Kirill Kostin

Personal information
- Full name: Kirill Alekseyevich Kostin
- Date of birth: 25 March 1994 (age 32)
- Place of birth: Saint Petersburg, Russia
- Height: 1.68 m (5 ft 6 in)
- Position: Right back

Team information
- Current team: Zenit St. Petersburg (fitness coach)

Youth career
- Zenit Saint Petersburg

Senior career*
- Years: Team / Apps / (Gls)
- 2013–2015: Zenit-2 St. Petersburg / 60 / (5)
- 2015–2016: União de Leiria / 28 / (0)
- 2016–2017: Zenit-2 St. Petersburg / 15 / (0)
- 2017–2018: Dynamo St. Petersburg / 12 / (0)
- 2019–2020: Chelyabinsk / 3 / (0)

International career
- 2009: Russia U15 / 2 / (0)
- 2010–2011: Russia U17 / 8 / (0)
- 2011–2012: Russia U18 / 10 / (0)
- 2012: Russia U19 / 3 / (0)
- 2015: Russia U21 / 3 / (1)

Managerial career
- 2020–2023: Zenit St.
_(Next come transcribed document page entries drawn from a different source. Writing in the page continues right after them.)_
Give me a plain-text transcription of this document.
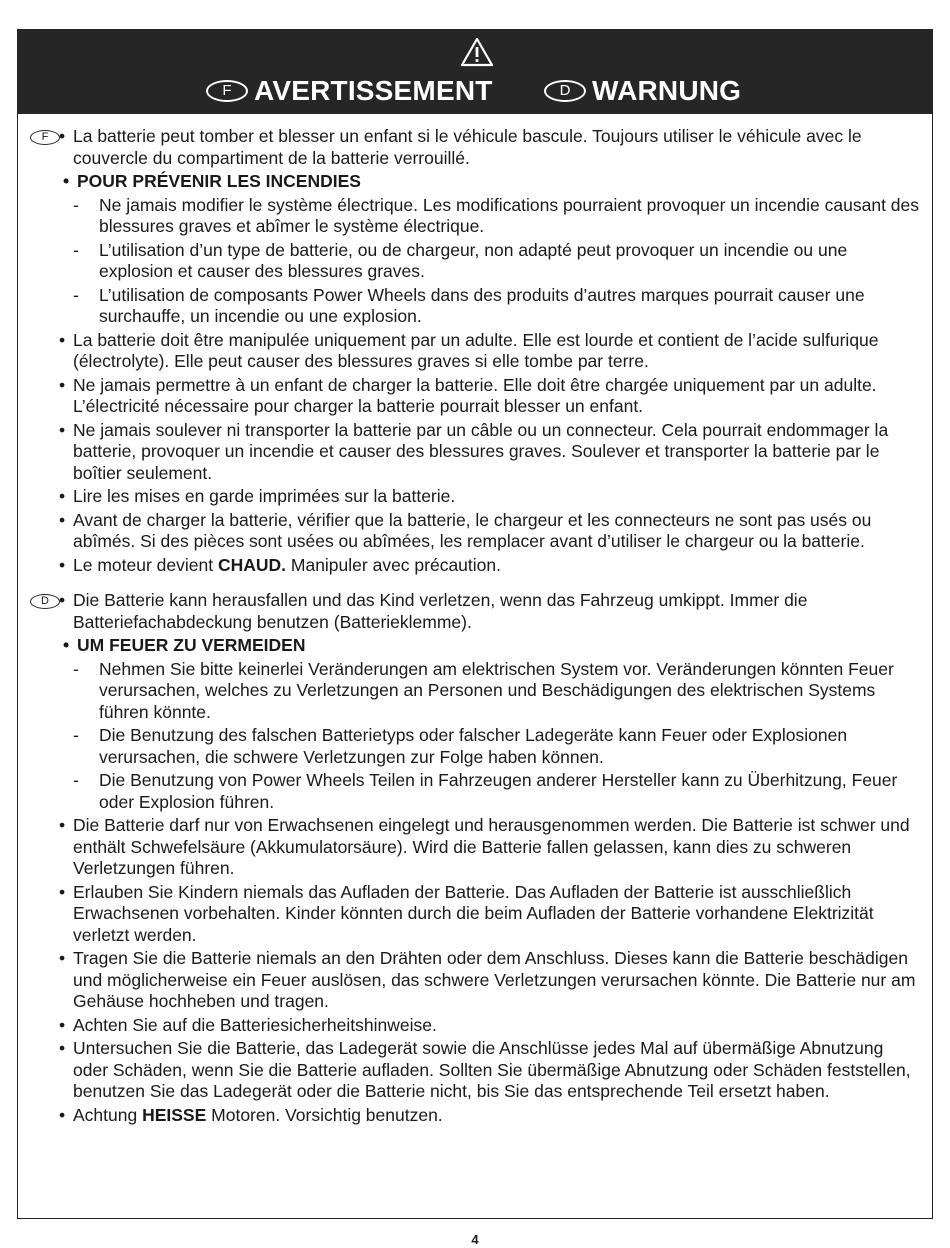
F AVERTISSEMENT	D WARNUNG
F • La batterie peut tomber et blesser un enfant si le véhicule bascule. Toujours utiliser le véhicule avec le couvercle du compartiment de la batterie verrouillé.
• POUR PRÉVENIR LES INCENDIES
- Ne jamais modifier le système électrique. Les modifications pourraient provoquer un incendie causant des blessures graves et abîmer le système électrique.
- L’utilisation d’un type de batterie, ou de chargeur, non adapté peut provoquer un incendie ou une explosion et causer des blessures graves.
- L’utilisation de composants Power Wheels dans des produits d’autres marques pourrait causer une surchauffe, un incendie ou une explosion.
• La batterie doit être manipulée uniquement par un adulte. Elle est lourde et contient de l’acide sulfurique (électrolyte). Elle peut causer des blessures graves si elle tombe par terre.
• Ne jamais permettre à un enfant de charger la batterie. Elle doit être chargée uniquement par un adulte. L’électricité nécessaire pour charger la batterie pourrait blesser un enfant.
• Ne jamais soulever ni transporter la batterie par un câble ou un connecteur. Cela pourrait endommager la batterie, provoquer un incendie et causer des blessures graves. Soulever et transporter la batterie par le boîtier seulement.
• Lire les mises en garde imprimées sur la batterie.
• Avant de charger la batterie, vérifier que la batterie, le chargeur et les connecteurs ne sont pas usés ou abîmés. Si des pièces sont usées ou abîmées, les remplacer avant d’utiliser le chargeur ou la batterie.
• Le moteur devient CHAUD. Manipuler avec précaution.
D • Die Batterie kann herausfallen und das Kind verletzen, wenn das Fahrzeug umkippt. Immer die Batteriefachabdeckung benutzen (Batterieklemme).
• UM FEUER ZU VERMEIDEN
- Nehmen Sie bitte keinerlei Veränderungen am elektrischen System vor. Veränderungen könnten Feuer verursachen, welches zu Verletzungen an Personen und Beschädigungen des elektrischen Systems führen könnte.
- Die Benutzung des falschen Batterietyps oder falscher Ladegeräte kann Feuer oder Explosionen verursachen, die schwere Verletzungen zur Folge haben können.
- Die Benutzung von Power Wheels Teilen in Fahrzeugen anderer Hersteller kann zu Überhitzung, Feuer oder Explosion führen.
• Die Batterie darf nur von Erwachsenen eingelegt und herausgenommen werden. Die Batterie ist schwer und enthält Schwefelsäure (Akkumulatorsäure). Wird die Batterie fallen gelassen, kann dies zu schweren Verletzungen führen.
• Erlauben Sie Kindern niemals das Aufladen der Batterie. Das Aufladen der Batterie ist ausschließlich Erwachsenen vorbehalten. Kinder könnten durch die beim Aufladen der Batterie vorhandene Elektrizität verletzt werden.
• Tragen Sie die Batterie niemals an den Drähten oder dem Anschluss. Dieses kann die Batterie beschädigen und möglicherweise ein Feuer auslösen, das schwere Verletzungen verursachen könnte. Die Batterie nur am Gehäuse hochheben und tragen.
• Achten Sie auf die Batteriesicherheitshinweise.
• Untersuchen Sie die Batterie, das Ladegerät sowie die Anschlüsse jedes Mal auf übermäßige Abnutzung oder Schäden, wenn Sie die Batterie aufladen. Sollten Sie übermäßige Abnutzung oder Schäden feststellen, benutzen Sie das Ladegerät oder die Batterie nicht, bis Sie das entsprechende Teil ersetzt haben.
• Achtung HEISSE Motoren. Vorsichtig benutzen.
4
Petersburg (academy fitness coach)
- 2023: Zenit-2 St. Petersburg (fitness coach)
- 2023–2024: Zenit St. Petersburg (U19 fitness coach)
- 2025–2026: Zenit-2 St. Petersburg (fitness coach)
- 2026–: Zenit St. Petersburg (fitness coach)

= Kirill Kostin =

Russian footballer

Kirill Alekseyevich Kostin (Кирилл Алексеевич Костин; born 25 March 1994) is a Russian football coach and a former player. He is a fitness coach with Zenit St. Petersburg.

==Club career==
He made his professional debut in the Russian Professional Football League for FC Zenit-2 St. Petersburg on 15 July 2013 in a game against FC Tosno. He made his Russian Football National League debut for Zenit-2 on 31 July 2016 in a game against FC Dynamo Moscow.